Chris Iggo, chief investment officer for core investments at AXA IM, said many had been hoping for a lower inflation print in the US but was not necessarily going to play out.
According to the US Bureau of Labor Statistics, CPI inflation rose 0.4 per cent in March 2024, the same as February. This measures the change in prices paid by consumers for goods and services and put the 12-month inflation rate at 3.5 per cent.
With this in mind, Iggo recommended his chosen asset class for fixed income is inflation-linked bonds.
“It is prudent to reduce expectations of significantly lower inflation or rates for the rest of this year.
“The market has punished long duration trades on many occasions in recent years and it is doing so again. It is unlikely to be a rewarding trade until there is more evidence of rate cuts or until there is a blow-off in the long end (US Treasuries above 5 per cent yield) to improve the longer-term valuation argument.
“Inflation-linked bonds, especially short duration bonds, might be something worth considering again as a hedge against inflation continuing to surprise to the upside. Five-year US breakeven inflation rates are just 2.55 per cent.”
However, long-duration fixed income assets are down this year as yield curves remain inverted. A long duration trade would only perform, he said, if inflation weakened substantially.
The slow downward progress of inflation also means the possibility of a US rate hike is once again on the table.
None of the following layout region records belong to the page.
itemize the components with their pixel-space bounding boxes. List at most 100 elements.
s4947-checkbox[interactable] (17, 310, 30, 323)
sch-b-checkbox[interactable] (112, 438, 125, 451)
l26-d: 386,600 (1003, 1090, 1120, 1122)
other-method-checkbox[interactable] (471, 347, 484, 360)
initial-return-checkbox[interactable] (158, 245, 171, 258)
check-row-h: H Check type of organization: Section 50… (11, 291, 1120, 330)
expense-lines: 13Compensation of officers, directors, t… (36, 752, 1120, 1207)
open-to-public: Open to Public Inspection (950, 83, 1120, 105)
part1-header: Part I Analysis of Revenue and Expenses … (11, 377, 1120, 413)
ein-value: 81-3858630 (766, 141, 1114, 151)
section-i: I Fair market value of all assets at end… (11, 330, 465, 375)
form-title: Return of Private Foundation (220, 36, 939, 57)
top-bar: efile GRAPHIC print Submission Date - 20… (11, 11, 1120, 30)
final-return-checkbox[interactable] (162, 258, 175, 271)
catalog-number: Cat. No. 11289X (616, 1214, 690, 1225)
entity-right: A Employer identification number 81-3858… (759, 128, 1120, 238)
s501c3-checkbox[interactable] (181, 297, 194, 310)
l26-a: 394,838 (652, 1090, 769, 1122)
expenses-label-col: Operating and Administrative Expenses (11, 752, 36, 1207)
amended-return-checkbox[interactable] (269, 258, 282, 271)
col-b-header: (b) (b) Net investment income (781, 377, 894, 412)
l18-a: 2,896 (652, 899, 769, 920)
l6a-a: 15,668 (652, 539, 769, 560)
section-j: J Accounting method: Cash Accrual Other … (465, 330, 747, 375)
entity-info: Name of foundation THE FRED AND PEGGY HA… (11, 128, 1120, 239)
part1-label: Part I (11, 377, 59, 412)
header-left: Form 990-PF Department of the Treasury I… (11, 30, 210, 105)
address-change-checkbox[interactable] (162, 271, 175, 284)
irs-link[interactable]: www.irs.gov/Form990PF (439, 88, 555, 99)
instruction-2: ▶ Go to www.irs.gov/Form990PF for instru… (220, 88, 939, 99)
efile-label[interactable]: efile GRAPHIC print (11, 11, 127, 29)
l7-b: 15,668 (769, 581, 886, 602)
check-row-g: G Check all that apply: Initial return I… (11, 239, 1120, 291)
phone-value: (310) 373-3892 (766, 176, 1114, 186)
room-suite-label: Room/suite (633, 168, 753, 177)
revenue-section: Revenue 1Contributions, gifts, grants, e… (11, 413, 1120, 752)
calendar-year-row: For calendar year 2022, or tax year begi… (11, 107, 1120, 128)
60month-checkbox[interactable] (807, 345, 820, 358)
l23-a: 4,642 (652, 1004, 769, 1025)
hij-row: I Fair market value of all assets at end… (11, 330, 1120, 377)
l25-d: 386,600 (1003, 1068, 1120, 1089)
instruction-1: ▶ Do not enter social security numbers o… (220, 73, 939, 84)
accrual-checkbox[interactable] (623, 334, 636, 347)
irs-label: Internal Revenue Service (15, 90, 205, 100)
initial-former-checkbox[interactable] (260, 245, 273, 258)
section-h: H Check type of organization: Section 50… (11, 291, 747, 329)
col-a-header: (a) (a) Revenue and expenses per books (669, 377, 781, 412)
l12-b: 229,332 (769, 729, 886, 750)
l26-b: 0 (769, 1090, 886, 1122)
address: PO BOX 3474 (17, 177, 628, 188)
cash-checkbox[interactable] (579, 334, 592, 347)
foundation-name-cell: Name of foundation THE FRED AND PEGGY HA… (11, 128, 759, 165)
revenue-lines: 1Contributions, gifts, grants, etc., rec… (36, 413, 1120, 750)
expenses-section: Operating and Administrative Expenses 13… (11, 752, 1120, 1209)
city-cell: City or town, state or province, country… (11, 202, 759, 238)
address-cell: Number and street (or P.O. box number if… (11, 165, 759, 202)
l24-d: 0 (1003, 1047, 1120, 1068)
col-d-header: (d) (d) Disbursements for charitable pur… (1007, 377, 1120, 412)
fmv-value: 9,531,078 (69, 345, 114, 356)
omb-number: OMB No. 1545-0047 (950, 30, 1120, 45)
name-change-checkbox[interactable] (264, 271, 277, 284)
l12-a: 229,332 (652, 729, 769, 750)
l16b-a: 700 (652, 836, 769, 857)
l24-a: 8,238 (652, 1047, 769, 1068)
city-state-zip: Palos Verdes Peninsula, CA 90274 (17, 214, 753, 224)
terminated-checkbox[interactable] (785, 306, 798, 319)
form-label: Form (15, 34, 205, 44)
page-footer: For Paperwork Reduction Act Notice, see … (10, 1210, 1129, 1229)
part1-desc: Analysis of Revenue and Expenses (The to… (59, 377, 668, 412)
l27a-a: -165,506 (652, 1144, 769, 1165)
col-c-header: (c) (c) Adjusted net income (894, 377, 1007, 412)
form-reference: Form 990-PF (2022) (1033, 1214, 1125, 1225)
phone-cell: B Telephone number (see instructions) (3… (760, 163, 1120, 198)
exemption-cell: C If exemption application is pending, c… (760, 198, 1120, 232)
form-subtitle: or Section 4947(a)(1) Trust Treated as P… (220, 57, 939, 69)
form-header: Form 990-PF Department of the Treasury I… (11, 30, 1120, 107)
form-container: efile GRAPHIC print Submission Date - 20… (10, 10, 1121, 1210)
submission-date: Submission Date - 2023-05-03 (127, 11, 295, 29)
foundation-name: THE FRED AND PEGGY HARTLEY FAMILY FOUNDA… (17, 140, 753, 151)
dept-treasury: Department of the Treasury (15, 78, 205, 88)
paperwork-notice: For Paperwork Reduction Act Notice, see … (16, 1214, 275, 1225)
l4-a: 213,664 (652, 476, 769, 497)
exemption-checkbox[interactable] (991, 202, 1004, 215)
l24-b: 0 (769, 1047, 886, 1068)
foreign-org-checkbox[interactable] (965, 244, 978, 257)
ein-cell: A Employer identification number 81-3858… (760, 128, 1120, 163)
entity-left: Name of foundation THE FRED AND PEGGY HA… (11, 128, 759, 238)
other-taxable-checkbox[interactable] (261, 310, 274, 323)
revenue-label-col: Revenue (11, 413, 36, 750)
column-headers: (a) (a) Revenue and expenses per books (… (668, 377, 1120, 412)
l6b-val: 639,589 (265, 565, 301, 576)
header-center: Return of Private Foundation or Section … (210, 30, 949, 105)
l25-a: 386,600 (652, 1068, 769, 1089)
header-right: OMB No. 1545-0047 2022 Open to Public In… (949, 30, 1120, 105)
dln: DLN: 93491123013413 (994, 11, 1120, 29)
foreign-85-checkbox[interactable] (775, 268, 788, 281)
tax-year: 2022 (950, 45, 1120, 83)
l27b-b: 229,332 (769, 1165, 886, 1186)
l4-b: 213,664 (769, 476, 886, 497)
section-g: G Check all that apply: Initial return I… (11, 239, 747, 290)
Rates are currently 5.25–5.50 per cent compared to 4.3 per cent in Australia.
“Rates on hold does not need to be a disaster once markets have repriced the timing of rate cuts. What would be more of an issue is a Fed hike. No Fed officials have hinted at that publicly, and it would be a surprise. But a mid-1990s profile could be a genuine scenario. If inflation moves back towards 4 per cent, thus reducing real short-term rates again, then a rate hike is not unthinkable.
“Investors have the opportunity for more balance in their portfolios, as I have been arguing for a while. Bonds for income (manage the interest rate sensitivity), US equities for growth, and global markets for diversification offered by signs of more balanced global growth (even if that is a derivative of a strong US economy).”